Well, you can only imagine my surprise when a simple internet search proved this to be oh-so-unclear (um, this is sarcastic if you don’t know me yet). It turns out that the 21 day theory had its origins in a book by Dr. Maxwell Maltz published in 1960, called Psycho-Cybernetics. The validity of this theory is questionable, and a more recent study in the European Journal of Social Psychology reveals the magic number to actually be wildly varying, between 18 to 254 days, depending on the habit.
Other than getting frustrated with repeatedly trying to pronounce the word automaticity in it, there is some good reading about this in an article from Psyblog that you can access here. The good news from this research is that it seems to be fine if you miss a day while creating a new habit. The bad news is that it might take you 254 days to create a habit of doing 50 sit ups before breakfast.

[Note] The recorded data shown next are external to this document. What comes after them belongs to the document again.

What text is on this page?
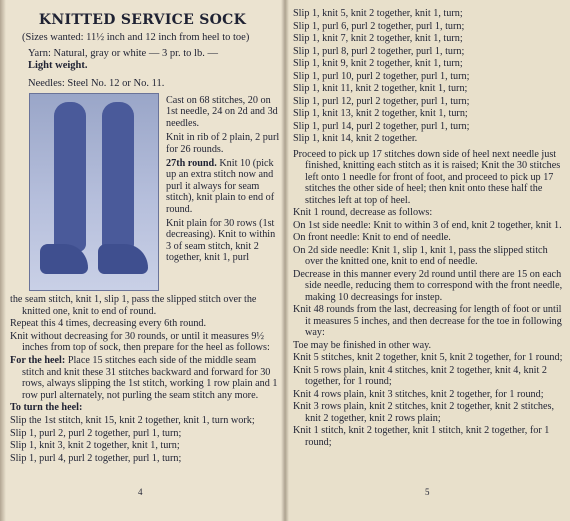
KNITTED SERVICE SOCK
(Sizes wanted: 11½ inch and 12 inch from heel to toe)
Yarn: Natural, gray or white — 3 pr. to lb. —
Light weight.
Needles: Steel No. 12 or No. 11.

Cast on 68 stitches, 20 on 1st needle, 24 on 2d and 3d needles.

Knit in rib of 2 plain, 2 purl for 26 rounds.

27th round. Knit 10 (pick up an extra stitch now and purl it always for seam stitch), knit plain to end of round.

Knit plain for 30 rows (1st decreasing). Knit to within 3 of seam stitch, knit 2 together, knit 1, purl

the seam stitch, knit 1, slip 1, pass the slipped stitch over the knitted one, knit to end of round.

Repeat this 4 times, decreasing every 6th round.

Knit without decreasing for 30 rounds, or until it measures 9½ inches from top of sock, then prepare for the heel as follows:

For the heel: Place 15 stitches each side of the middle seam stitch and knit these 31 stitches backward and forward for 30 rows, always slipping the 1st stitch, working 1 row plain and 1 row purl alternately, not purling the seam stitch any more.

To turn the heel:

Slip the 1st stitch, knit 15, knit 2 together, knit 1, turn work;

Slip 1, purl 2, purl 2 together, purl 1, turn;

Slip 1, knit 3, knit 2 together, knit 1, turn;

Slip 1, purl 4, purl 2 together, purl 1, turn;

4

Slip 1, knit 5, knit 2 together, knit 1, turn;

Slip 1, purl 6, purl 2 together, purl 1, turn;

Slip 1, knit 7, knit 2 together, knit 1, turn;

Slip 1, purl 8, purl 2 together, purl 1, turn;

Slip 1, knit 9, knit 2 together, knit 1, turn;

Slip 1, purl 10, purl 2 together, purl 1, turn;

Slip 1, knit 11, knit 2 together, knit 1, turn;

Slip 1, purl 12, purl 2 together, purl 1, turn;

Slip 1, knit 13, knit 2 together, knit 1, turn;

Slip 1, purl 14, purl 2 together, purl 1, turn;

Slip 1, knit 14, knit 2 together.

Proceed to pick up 17 stitches down side of heel next needle just finished, knitting each stitch as it is raised; Knit the 30 stitches left onto 1 needle for front of foot, and proceed to pick up 17 stitches the other side of heel; then knit onto these half the stitches left at top of heel.

Knit 1 round, decrease as follows:

On 1st side needle: Knit to within 3 of end, knit 2 together, knit 1.

On front needle: Knit to end of needle.

On 2d side needle: Knit 1, slip 1, knit 1, pass the slipped stitch over the knitted one, knit to end of needle.

Decrease in this manner every 2d round until there are 15 on each side needle, reducing them to correspond with the front needle, making 10 decreasings for instep.

Knit 48 rounds from the last, decreasing for length of foot or until it measures 5 inches, and then decrease for the toe in following way:

Toe may be finished in other way.

Knit 5 stitches, knit 2 together, knit 5, knit 2 together, for 1 round;

Knit 5 rows plain, knit 4 stitches, knit 2 together, knit 4, knit 2 together, for 1 round;

Knit 4 rows plain, knit 3 stitches, knit 2 together, for 1 round;

Knit 3 rows plain, knit 2 stitches, knit 2 together, knit 2 stitches, knit 2 together, knit 2 rows plain;

Knit 1 stitch, knit 2 together, knit 1 stitch, knit 2 together, for 1 round;

5
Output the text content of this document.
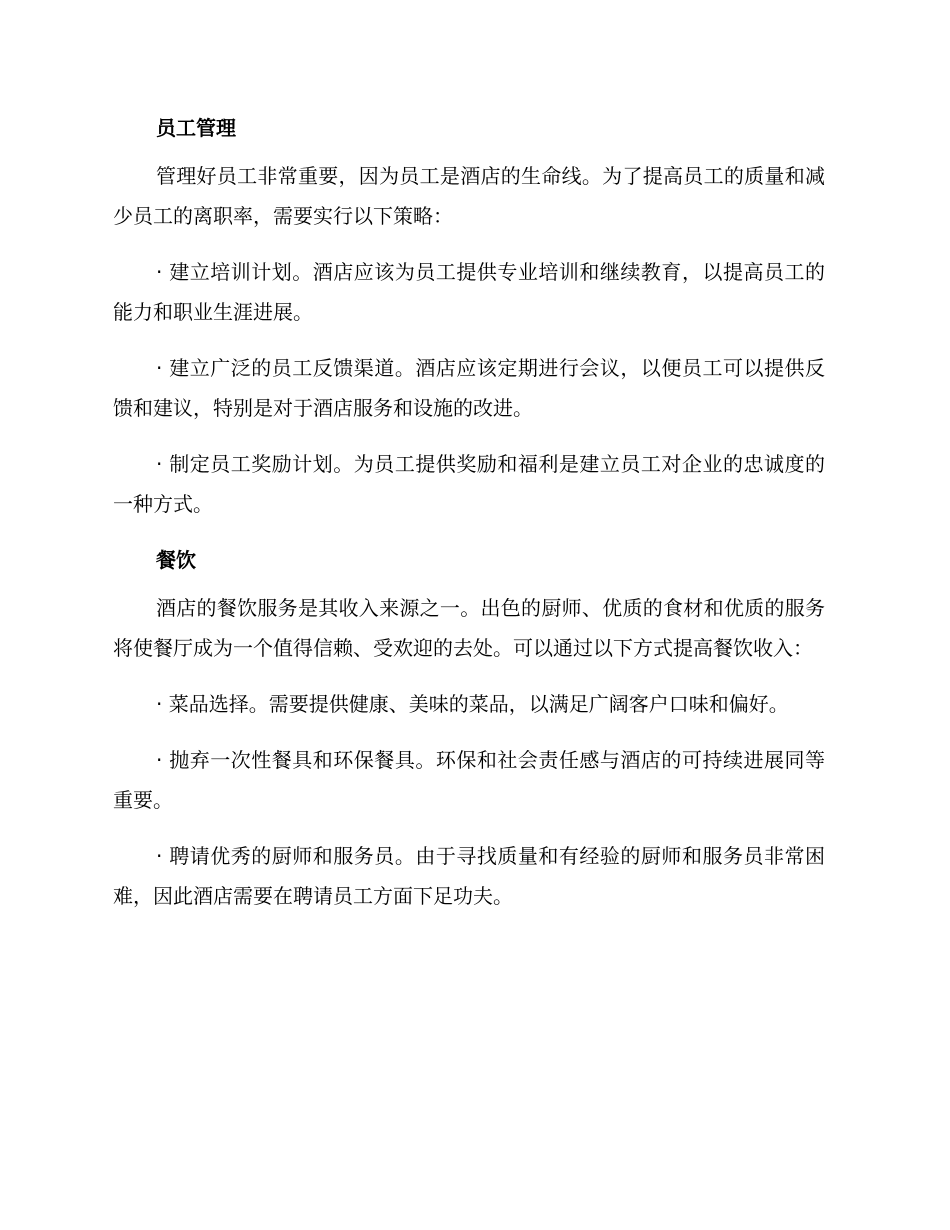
员工管理

管理好员工非常重要，因为员工是酒店的生命线。为了提高员工的质量和减少员工的离职率，需要实行以下策略：

· 建立培训计划。酒店应该为员工提供专业培训和继续教育，以提高员工的能力和职业生涯进展。

· 建立广泛的员工反馈渠道。酒店应该定期进行会议，以便员工可以提供反馈和建议，特别是对于酒店服务和设施的改进。

· 制定员工奖励计划。为员工提供奖励和福利是建立员工对企业的忠诚度的一种方式。

餐饮

酒店的餐饮服务是其收入来源之一。出色的厨师、优质的食材和优质的服务将使餐厅成为一个值得信赖、受欢迎的去处。可以通过以下方式提高餐饮收入：

· 菜品选择。需要提供健康、美味的菜品，以满足广阔客户口味和偏好。

· 抛弃一次性餐具和环保餐具。环保和社会责任感与酒店的可持续进展同等重要。

· 聘请优秀的厨师和服务员。由于寻找质量和有经验的厨师和服务员非常困难，因此酒店需要在聘请员工方面下足功夫。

Now this is just my take on this, but if a habit is that hard to create, it may be worthwhile to take a fresh look at the underlying goal and to readjust your activity to something that is simply more appealing to you, and therefore, easier to get yourself to do. In the sit-ups example, if your goal is to have strong abs, maybe a Pilates class, yoga, belly dancing or working out with a buddy would end up being a fun activity that would then be easy to stick with.
So, should you give up on the idea of sticking with something for a set number of days? Absolutely not! Try on your new habit for a few weeks and see how you feel. Are you resistant to it? Do you just hate doing it? Check in with yourself to find out why. Is there some other way to reach your goal? If you can’t think of another way, brainstorm with a friend for new ideas. You may be surprised to find that there are other ways to get what you want, and you may find some activity that you actually enjoy!